29 Şubat 2004: Nobre her zamanki gibi yine iş başındaydı. 17. dakikada bulduğu erken gole, Murat Erdoğan cevap verse de eski Galatasaraylılardan Mehmet Yozgatlı, takımını 85.dakikada öne geçirip takımını galibiyete uzandırıyordu.

6 Kasım 2002: Fenerbahçe için belki de tüm mutlulukların, Galatasaraylılar için de tüm acıların başlangıcı bu maçla olmuştu. Kornerden Tuncay Şanlı’nın bulduğu golde kimse bu denli gollü bir maçın geçeceğini hayal edemiyordu. Sırayla gelen golleri hazmedemeyen Galatasaray, göz açıp kapayıncaya dek altı gollü mağlubiyet almış ve yıllarca sürecek olan psikolojik üstünlüğün de altında ezilmeye başlayacağının sinyallerini veriyordu, ki öyle oldu. Galatasaray, bugünden sonra her maça bu maçın ezilmişliğini kaldırmak için çıktı, ancak bugüne kadar hala başaramadı. Tuncay (8), Ortega (38), Serhat (68, 75), Eriş (78), Özat (86)

16 Şubat 2002: Rapaiç’in golüyle Fenerbahçe’nin kazandığı sıradan maçlardan biriydi.
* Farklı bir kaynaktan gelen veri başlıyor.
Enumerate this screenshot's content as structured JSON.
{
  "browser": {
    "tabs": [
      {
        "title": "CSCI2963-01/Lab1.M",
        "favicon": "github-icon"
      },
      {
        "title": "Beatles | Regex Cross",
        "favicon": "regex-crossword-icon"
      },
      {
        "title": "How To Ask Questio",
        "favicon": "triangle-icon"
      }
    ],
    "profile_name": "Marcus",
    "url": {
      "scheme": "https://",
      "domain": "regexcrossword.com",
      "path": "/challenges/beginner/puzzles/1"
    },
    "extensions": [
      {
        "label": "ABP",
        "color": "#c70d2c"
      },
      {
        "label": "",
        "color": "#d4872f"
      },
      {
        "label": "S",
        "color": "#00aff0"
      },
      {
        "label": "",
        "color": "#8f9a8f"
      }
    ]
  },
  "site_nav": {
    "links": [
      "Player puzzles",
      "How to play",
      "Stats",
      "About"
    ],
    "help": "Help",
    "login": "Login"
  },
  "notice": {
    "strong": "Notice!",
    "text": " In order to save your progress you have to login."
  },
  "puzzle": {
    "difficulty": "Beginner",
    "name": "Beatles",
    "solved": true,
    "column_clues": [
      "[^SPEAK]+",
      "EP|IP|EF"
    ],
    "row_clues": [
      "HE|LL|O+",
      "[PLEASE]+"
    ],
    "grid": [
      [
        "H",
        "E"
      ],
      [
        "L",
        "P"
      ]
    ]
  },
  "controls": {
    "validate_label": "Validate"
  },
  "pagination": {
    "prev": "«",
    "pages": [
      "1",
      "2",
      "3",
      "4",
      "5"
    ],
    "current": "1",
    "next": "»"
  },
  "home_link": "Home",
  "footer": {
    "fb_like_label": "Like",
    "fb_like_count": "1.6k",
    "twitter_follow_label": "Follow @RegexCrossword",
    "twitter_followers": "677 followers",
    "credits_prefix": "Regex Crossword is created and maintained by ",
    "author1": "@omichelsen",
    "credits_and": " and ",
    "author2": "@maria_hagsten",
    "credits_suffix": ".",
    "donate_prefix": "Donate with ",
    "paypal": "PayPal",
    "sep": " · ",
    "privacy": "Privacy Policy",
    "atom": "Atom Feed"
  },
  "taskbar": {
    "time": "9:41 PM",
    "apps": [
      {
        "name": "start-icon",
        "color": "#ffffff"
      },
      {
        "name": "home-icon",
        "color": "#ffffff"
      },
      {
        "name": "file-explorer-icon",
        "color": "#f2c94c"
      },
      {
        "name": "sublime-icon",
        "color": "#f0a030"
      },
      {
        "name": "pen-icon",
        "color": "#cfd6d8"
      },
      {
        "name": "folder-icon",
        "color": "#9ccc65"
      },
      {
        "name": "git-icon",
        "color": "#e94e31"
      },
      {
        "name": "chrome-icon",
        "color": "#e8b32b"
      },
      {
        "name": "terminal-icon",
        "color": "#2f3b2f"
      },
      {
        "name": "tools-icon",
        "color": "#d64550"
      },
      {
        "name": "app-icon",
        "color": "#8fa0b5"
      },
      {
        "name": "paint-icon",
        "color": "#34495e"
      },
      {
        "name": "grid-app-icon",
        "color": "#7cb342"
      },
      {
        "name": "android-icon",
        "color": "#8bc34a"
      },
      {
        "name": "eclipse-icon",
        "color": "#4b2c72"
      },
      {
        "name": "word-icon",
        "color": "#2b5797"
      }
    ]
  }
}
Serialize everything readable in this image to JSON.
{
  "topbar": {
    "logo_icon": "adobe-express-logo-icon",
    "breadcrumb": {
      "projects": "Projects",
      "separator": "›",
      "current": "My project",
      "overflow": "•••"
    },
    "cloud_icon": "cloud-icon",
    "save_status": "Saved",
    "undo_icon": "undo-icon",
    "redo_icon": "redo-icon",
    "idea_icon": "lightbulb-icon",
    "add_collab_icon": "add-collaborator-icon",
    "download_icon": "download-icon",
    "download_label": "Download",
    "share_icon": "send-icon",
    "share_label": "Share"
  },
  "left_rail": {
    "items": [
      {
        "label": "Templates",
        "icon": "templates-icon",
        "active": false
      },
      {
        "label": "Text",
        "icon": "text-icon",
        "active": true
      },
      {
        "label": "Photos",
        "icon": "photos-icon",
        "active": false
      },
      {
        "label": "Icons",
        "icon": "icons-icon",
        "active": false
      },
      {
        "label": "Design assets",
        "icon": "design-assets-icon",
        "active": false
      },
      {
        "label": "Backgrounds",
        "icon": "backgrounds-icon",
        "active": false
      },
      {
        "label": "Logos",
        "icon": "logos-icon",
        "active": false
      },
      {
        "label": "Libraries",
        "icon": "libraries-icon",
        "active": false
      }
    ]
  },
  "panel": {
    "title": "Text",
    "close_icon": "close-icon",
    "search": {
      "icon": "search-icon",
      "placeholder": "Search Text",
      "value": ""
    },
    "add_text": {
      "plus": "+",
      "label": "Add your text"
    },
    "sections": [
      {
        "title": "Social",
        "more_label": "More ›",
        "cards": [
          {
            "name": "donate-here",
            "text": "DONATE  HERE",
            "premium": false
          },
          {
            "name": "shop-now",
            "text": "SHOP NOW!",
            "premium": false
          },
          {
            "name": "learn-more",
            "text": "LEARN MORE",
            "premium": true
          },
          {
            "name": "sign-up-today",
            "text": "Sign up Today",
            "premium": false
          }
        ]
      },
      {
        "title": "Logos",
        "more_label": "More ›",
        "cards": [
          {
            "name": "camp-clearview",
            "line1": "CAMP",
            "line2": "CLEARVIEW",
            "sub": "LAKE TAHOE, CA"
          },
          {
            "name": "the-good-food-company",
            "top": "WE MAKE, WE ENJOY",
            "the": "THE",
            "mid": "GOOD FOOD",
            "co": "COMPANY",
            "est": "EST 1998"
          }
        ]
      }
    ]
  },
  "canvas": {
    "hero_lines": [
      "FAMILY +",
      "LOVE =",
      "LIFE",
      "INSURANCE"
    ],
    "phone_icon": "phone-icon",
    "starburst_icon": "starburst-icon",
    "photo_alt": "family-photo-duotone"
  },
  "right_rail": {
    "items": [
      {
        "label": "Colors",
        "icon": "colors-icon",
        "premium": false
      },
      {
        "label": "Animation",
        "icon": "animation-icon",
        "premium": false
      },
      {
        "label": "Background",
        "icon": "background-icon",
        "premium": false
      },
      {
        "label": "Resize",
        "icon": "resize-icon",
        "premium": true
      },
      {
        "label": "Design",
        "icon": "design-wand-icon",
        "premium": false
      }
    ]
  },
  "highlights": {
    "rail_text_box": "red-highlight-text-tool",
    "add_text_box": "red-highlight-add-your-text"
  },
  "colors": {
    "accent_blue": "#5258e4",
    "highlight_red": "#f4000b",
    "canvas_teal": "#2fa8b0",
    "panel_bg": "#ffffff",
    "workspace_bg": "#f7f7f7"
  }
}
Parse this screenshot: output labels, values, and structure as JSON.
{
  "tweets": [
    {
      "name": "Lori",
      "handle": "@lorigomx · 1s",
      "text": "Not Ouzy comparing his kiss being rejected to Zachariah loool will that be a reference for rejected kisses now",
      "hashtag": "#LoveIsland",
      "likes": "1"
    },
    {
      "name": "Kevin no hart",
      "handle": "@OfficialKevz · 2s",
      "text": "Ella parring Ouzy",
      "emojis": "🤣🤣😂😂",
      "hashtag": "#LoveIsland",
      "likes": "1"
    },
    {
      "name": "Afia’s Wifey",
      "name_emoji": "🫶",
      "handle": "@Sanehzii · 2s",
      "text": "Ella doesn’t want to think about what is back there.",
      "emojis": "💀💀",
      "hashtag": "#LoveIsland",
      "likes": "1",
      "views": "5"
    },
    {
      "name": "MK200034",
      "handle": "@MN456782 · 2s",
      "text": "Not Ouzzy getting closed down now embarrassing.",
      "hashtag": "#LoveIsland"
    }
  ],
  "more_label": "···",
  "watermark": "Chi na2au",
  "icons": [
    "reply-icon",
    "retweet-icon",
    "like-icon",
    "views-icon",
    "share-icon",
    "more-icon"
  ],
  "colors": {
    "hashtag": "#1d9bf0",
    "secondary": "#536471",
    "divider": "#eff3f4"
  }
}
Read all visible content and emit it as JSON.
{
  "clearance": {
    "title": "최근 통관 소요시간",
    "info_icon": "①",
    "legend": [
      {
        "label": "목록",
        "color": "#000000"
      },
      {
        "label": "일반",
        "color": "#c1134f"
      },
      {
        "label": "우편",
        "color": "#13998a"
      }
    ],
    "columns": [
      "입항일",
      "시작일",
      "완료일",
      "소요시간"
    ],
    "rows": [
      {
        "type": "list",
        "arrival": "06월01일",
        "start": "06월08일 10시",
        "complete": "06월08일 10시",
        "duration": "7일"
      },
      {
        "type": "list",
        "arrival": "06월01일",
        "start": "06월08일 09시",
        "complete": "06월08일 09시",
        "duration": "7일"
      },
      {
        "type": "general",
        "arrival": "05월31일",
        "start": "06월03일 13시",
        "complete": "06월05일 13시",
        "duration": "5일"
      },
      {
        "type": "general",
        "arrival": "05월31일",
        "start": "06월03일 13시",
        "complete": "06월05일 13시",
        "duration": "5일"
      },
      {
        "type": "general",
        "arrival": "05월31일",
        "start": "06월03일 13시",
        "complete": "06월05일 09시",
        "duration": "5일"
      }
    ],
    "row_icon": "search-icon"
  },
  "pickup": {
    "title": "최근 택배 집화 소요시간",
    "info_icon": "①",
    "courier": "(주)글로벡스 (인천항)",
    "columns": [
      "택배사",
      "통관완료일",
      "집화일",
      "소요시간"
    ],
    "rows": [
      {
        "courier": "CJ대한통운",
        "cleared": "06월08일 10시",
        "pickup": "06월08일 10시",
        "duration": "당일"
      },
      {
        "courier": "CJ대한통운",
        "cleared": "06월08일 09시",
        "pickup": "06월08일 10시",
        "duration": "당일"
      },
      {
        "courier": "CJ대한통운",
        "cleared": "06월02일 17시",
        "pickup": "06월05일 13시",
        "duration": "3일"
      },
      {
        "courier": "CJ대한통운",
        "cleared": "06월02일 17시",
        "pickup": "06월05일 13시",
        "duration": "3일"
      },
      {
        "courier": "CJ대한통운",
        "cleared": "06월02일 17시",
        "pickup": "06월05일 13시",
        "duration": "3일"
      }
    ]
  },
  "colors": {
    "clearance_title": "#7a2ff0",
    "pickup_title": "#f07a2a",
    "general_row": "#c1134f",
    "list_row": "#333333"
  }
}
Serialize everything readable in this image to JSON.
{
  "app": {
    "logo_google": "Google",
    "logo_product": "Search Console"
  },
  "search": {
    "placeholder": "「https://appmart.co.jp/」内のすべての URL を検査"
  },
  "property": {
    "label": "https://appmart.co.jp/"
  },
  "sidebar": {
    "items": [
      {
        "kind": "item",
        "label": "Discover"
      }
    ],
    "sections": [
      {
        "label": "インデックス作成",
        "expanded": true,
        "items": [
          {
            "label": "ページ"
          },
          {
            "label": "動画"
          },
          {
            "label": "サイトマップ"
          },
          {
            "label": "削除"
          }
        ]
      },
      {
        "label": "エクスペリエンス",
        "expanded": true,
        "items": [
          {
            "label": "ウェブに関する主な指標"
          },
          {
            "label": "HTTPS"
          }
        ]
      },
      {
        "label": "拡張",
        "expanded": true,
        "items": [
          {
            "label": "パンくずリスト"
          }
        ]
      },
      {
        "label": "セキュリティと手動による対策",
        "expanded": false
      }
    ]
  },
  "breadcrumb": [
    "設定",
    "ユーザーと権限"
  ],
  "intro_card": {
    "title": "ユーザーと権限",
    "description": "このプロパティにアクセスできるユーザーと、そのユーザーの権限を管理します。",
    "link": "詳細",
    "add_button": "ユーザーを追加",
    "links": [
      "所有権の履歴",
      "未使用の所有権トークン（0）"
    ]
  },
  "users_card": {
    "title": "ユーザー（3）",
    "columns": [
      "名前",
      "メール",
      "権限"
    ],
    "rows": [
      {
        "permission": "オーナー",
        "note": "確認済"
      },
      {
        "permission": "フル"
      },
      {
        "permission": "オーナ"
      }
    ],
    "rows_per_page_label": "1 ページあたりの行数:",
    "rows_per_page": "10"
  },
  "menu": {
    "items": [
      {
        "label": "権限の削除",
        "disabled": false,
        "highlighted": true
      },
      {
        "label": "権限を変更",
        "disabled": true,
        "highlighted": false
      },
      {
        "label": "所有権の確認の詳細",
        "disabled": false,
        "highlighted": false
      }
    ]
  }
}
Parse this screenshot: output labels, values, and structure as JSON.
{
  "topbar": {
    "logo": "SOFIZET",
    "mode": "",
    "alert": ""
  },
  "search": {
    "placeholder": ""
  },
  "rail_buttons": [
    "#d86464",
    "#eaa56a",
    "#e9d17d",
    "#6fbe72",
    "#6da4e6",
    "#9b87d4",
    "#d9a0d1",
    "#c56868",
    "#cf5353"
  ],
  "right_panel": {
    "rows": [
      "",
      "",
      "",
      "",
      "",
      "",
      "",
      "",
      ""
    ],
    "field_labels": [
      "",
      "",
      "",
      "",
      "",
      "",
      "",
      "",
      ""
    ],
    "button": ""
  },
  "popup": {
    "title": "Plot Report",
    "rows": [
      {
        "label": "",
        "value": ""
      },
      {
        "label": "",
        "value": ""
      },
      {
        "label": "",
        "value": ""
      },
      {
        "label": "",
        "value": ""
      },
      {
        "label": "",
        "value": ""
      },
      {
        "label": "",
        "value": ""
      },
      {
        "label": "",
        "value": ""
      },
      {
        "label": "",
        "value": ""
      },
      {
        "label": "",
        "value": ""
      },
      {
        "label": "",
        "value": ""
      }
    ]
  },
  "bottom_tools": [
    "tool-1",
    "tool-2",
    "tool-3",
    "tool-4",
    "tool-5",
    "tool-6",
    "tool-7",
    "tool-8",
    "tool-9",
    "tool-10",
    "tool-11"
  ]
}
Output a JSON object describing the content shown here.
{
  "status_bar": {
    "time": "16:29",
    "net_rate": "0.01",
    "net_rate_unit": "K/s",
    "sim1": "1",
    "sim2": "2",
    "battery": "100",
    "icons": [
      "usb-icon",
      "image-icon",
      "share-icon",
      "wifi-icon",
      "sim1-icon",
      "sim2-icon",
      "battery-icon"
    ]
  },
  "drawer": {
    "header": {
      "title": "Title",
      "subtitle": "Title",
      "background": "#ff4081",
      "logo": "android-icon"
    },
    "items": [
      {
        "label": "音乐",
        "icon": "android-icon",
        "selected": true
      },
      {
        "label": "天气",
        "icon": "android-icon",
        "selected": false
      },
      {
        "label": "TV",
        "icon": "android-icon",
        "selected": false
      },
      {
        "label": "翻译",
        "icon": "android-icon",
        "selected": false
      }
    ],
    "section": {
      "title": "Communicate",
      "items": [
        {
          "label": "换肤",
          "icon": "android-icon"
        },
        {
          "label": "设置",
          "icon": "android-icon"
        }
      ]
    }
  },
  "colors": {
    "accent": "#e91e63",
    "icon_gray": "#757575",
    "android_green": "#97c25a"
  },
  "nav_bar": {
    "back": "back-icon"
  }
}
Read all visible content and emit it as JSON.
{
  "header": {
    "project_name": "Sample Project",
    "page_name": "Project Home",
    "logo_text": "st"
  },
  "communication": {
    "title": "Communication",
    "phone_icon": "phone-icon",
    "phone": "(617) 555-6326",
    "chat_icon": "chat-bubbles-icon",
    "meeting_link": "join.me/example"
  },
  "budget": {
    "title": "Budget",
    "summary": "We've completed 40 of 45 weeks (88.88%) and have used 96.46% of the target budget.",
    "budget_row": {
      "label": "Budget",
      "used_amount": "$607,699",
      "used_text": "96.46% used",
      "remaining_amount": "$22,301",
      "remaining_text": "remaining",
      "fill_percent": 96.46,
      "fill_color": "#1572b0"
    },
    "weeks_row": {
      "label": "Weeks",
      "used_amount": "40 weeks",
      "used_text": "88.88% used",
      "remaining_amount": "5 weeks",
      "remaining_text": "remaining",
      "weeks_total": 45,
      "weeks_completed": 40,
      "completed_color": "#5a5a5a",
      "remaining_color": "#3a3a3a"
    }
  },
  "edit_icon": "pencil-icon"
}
6 Mayıs 2001: İstatiksel olarak, Fenerbahçe’nin Galatasaray karşısında galibiyet serisinin başladığı maçtı. O zamanların yıldızı Ali Güneş ve Yusuf Şimşek’le galibiyete uzanan Fenerbahçe, aldığı bu galibiyetle şampiyonluğa uzanmış ve yıllar sürecek olan serinin başlamasını sağlamıştı.